Proper design, placement and management of litter boxes can go a long way toward stopping or preventing cats from urinating or defecating in the wrong place, according to a new brochure by a national cat medical group.
The publication, “Feline House-Soiling: Useful Information for Cat Owners,” which the American Association of Feline Practitioners (AAFP) unveiled Aug. 14, explains that litter box avoidance is not an act of spite but a call for help. In many cases, an inadequate litter box setup is the cause.
Among the brochure’s recommendations:
- A litter box should be 1.5 times the length of the cat from the nose to the base of the tail, but many boxes sold in stores are too small. Try alternatives, such as plastic storage bins, which are available in large sizes.
- Cats can be territorial, so one litter box may not be enough in a multi-cat household. Place several boxes in multiple locations throughout the home.
- A cat may not like certain kinds of litter, so provide multiple boxes with different litter types to see which one he prefers.

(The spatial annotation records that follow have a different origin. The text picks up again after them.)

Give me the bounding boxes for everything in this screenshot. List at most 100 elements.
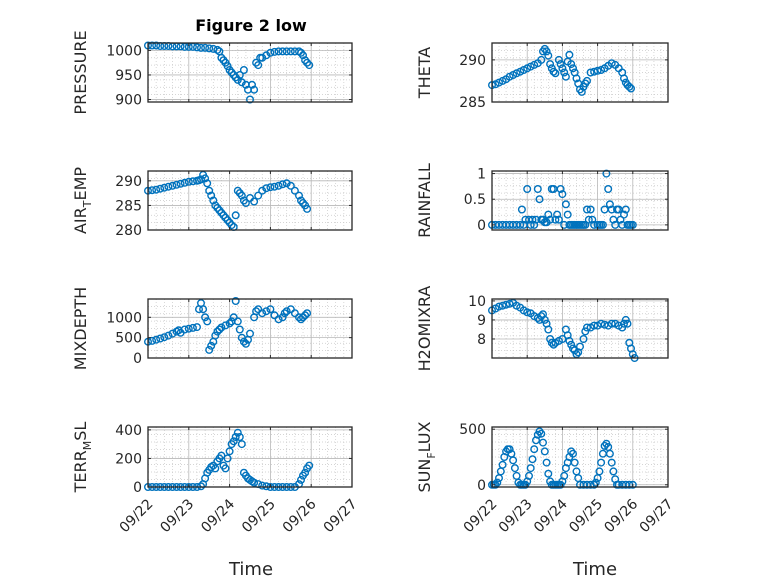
data-point <box>505 445 514 454</box>
y-axis-label: SUNFLUX <box>415 421 438 492</box>
data-point <box>209 196 218 205</box>
data-point <box>535 195 544 204</box>
data-point <box>597 458 606 467</box>
data-point <box>517 205 526 214</box>
x-tick-label: 09/22 <box>117 496 157 536</box>
data-point <box>516 220 525 229</box>
data-point <box>554 215 563 224</box>
data-point <box>192 43 201 52</box>
data-point <box>290 186 299 195</box>
data-point <box>205 345 214 354</box>
data-point <box>565 336 574 345</box>
data-point <box>203 179 212 188</box>
data-point <box>196 482 205 491</box>
data-point <box>588 215 597 224</box>
data-point <box>180 325 189 334</box>
data-point <box>540 447 549 456</box>
x-tick-label: 09/27 <box>321 496 361 536</box>
data-point <box>572 74 581 83</box>
y-axis-label: THETA <box>415 47 434 99</box>
data-point <box>533 184 542 193</box>
data-point <box>286 305 295 314</box>
data-point <box>152 335 161 344</box>
axes-box <box>491 426 669 488</box>
data-point <box>299 198 308 207</box>
data-point <box>196 43 205 52</box>
data-point <box>498 460 507 469</box>
data-point <box>213 327 222 336</box>
data-point <box>297 315 306 324</box>
data-point <box>262 307 271 316</box>
data-point <box>597 319 606 328</box>
y-axis-label: H2OMIXRA <box>415 286 434 372</box>
x-tick-label: 09/25 <box>239 496 279 536</box>
y-tick-label: 1000 <box>106 310 142 326</box>
data-point <box>241 339 250 348</box>
data-point <box>229 313 238 322</box>
data-point <box>602 169 611 178</box>
data-point <box>591 478 600 487</box>
data-point <box>558 64 567 73</box>
data-point <box>303 58 312 67</box>
data-point <box>301 311 310 320</box>
data-point <box>235 325 244 334</box>
data-point <box>565 50 574 59</box>
data-point <box>558 190 567 199</box>
data-point <box>621 205 630 214</box>
data-point <box>258 481 267 490</box>
data-point <box>245 329 254 338</box>
data-point <box>537 55 546 64</box>
y-axis-label: PRESSURE <box>71 30 90 114</box>
data-point <box>526 220 535 229</box>
data-point <box>270 182 279 191</box>
data-point <box>551 215 560 224</box>
data-point <box>237 191 246 200</box>
y-tick-label: 500 <box>115 331 142 347</box>
data-point <box>493 478 502 487</box>
x-tick-label: 09/24 <box>198 496 238 536</box>
data-point <box>274 315 283 324</box>
data-point <box>583 76 592 85</box>
data-point <box>590 67 599 76</box>
data-point <box>556 184 565 193</box>
data-point <box>184 324 193 333</box>
data-point <box>523 308 532 317</box>
data-point <box>620 74 629 83</box>
data-point <box>211 331 220 340</box>
data-point <box>217 451 226 460</box>
data-point <box>176 179 185 188</box>
data-point <box>609 467 618 476</box>
y-tick-label: 8 <box>477 332 486 348</box>
subplot-pressure: 900 950 1000 PRESSURE <box>71 30 353 115</box>
y-tick-label: 0 <box>133 351 142 367</box>
data-point <box>168 181 177 190</box>
data-point <box>542 47 551 56</box>
data-point <box>160 183 169 192</box>
data-point <box>525 471 534 480</box>
data-point <box>628 480 637 489</box>
data-point <box>274 181 283 190</box>
data-point <box>233 317 242 326</box>
data-point <box>526 464 535 473</box>
data-point <box>549 67 558 76</box>
data-point <box>544 210 553 219</box>
data-point <box>561 72 570 81</box>
data-point <box>168 329 177 338</box>
x-axis-label-left: Time <box>228 559 273 580</box>
data-point <box>235 433 244 442</box>
x-tick-label: 09/23 <box>496 496 536 536</box>
y-tick-label: 0 <box>133 480 142 496</box>
data-point <box>205 44 214 53</box>
x-tick-label: 09/25 <box>566 496 606 536</box>
data-point <box>213 45 222 54</box>
data-point <box>203 317 212 326</box>
data-point <box>217 323 226 332</box>
subplot-air-temp: 280 285 290 AIRTEMP <box>71 167 353 239</box>
data-point <box>537 429 546 438</box>
data-point <box>303 309 312 318</box>
y-axis-label: TERRMSL <box>71 422 94 494</box>
data-point <box>254 191 263 200</box>
data-point <box>233 75 242 84</box>
data-point <box>225 447 234 456</box>
data-point <box>286 47 295 56</box>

A veterinary checkup is also suggested for a cat with litter box problems, as a urinary tract infection or other health ailment may be to blame.
The brochure is intended for veterinarians to distribute to their clients, but it can be downloaded by anyone here.
“Educated cat owners can prevent, address and hopefully manage the problem before they reach the point of complete frustration,” said Heather O’Steen, AAFP’s executive director.
The brochure’s release comes less than two months after AAFP and the International Society of Feline Medicine issued new guidelines to help veterinarians address house soiling in their feline patients. Fixing such problems is critical because they are a major reason why people abandon their cats or surrender them to high-kill animal shelters.